As described above, the head-up display apparatus <NUM> according to the second embodiment displays an image for forming a second virtual image on the second display-light generation unit, which is a clear cover, and thereby projects a plurality of virtual images of which depths are different from each other while minimizing the increase in volume. Therefore, according to the second embodiment, it is possible to provide the head-up display apparatus of which the degree of freedom in designing is high and the expandability is excellent.

Note that the present invention is not limited to the above-described embodiements.

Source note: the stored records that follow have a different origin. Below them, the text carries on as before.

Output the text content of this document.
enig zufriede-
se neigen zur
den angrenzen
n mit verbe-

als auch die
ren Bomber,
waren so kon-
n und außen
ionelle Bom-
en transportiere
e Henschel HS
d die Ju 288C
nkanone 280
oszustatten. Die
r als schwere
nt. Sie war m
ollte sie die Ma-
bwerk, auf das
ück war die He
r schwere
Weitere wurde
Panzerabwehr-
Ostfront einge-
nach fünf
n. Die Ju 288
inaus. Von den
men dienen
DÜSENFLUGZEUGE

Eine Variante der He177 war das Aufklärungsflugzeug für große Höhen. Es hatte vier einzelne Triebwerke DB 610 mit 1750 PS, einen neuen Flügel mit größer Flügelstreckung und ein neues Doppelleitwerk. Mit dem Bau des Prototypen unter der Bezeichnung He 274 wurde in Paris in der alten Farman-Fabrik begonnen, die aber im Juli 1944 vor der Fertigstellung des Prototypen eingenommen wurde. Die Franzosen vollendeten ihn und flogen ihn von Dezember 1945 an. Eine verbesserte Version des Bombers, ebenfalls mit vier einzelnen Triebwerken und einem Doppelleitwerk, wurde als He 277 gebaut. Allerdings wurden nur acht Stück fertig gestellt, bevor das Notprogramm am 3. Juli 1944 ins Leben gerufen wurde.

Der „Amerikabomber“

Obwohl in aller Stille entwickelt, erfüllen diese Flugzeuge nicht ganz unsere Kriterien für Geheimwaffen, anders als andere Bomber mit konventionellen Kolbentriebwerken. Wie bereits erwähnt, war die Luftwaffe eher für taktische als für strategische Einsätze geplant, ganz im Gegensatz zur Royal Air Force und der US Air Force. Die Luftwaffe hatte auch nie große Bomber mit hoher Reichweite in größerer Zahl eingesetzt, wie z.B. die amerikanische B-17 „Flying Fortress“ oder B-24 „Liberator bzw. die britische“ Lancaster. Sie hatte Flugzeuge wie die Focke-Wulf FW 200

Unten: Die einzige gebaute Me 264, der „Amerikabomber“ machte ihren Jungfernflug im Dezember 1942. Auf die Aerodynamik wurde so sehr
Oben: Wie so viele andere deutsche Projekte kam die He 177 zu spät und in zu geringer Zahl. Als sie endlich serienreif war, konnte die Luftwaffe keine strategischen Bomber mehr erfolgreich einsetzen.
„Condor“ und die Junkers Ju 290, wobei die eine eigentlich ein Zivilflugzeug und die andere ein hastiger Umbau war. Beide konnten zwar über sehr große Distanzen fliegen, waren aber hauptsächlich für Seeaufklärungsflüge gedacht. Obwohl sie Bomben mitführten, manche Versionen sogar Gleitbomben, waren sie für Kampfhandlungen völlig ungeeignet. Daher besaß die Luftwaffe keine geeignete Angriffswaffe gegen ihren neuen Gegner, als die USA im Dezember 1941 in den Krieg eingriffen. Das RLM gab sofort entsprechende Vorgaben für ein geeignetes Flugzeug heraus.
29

For example, the above-described head-up display apparatus can be applied to vehicles other than automobiles, such as aircrafts and ships. Further, the objects or the like to which the above-described head-up display apparatus is applied is not limited to vehicles. That is, the head-up display apparatus may be applied to driving simulators for automobiles, flight simulators for airplanes, video-game apparatuses, and the like.

Claim 1:
A head-up display apparatus (<NUM>) configured to project a plurality of virtual images of which depths perceived by a user with respect to a virtual-image display unit (WS) disposed in front of the user are different from each other, the head-up display apparatus (<NUM>) comprising:
a first projection apparatus (<NUM>) comprising a first display-light emitting unit (<NUM>) configured to emit first display light, and a concave mirror (<NUM>) configured to reflect the first display light and thereby emit reflected light thereof, the first projection apparatus (<NUM>) being configured to enable the user to perceive a first virtual image by projecting the reflected light onto a virtual-image display unit (WS); and
a second projection apparatus (<NUM>) comprising: a second display-light generation unit (<NUM>) configured to let the reflected light pass therethrough and generate second display light different from the first display light, and an excitation-light emitting unit (<NUM>) configured to project excitation light having a predetermined wavelength onto the second display-light generation unit (<NUM>,<NUM>), wherein:
the second projection apparatus is configured to enable the user to perceive a second virtual image by projecting the generated second display light onto the virtual-image display unit (WS),
the second virtual image has an angle of view larger than that of the first virtual image,
the second display-light generation unit (<NUM>) contains a self-luminous material, and is configured to generate the second display light as the self-luminous material emits light by receiving the excitation light, and
when the first projection apparatus (<NUM>) adjusts the place where the first virtual image is displayed, by driving the concave mirror, the second projection apparatus (<NUM>) adjusts the place where the second virtual image is displayed, by changing the direction of the projection of the excitation light, according to the place where the first virtual image is displayed.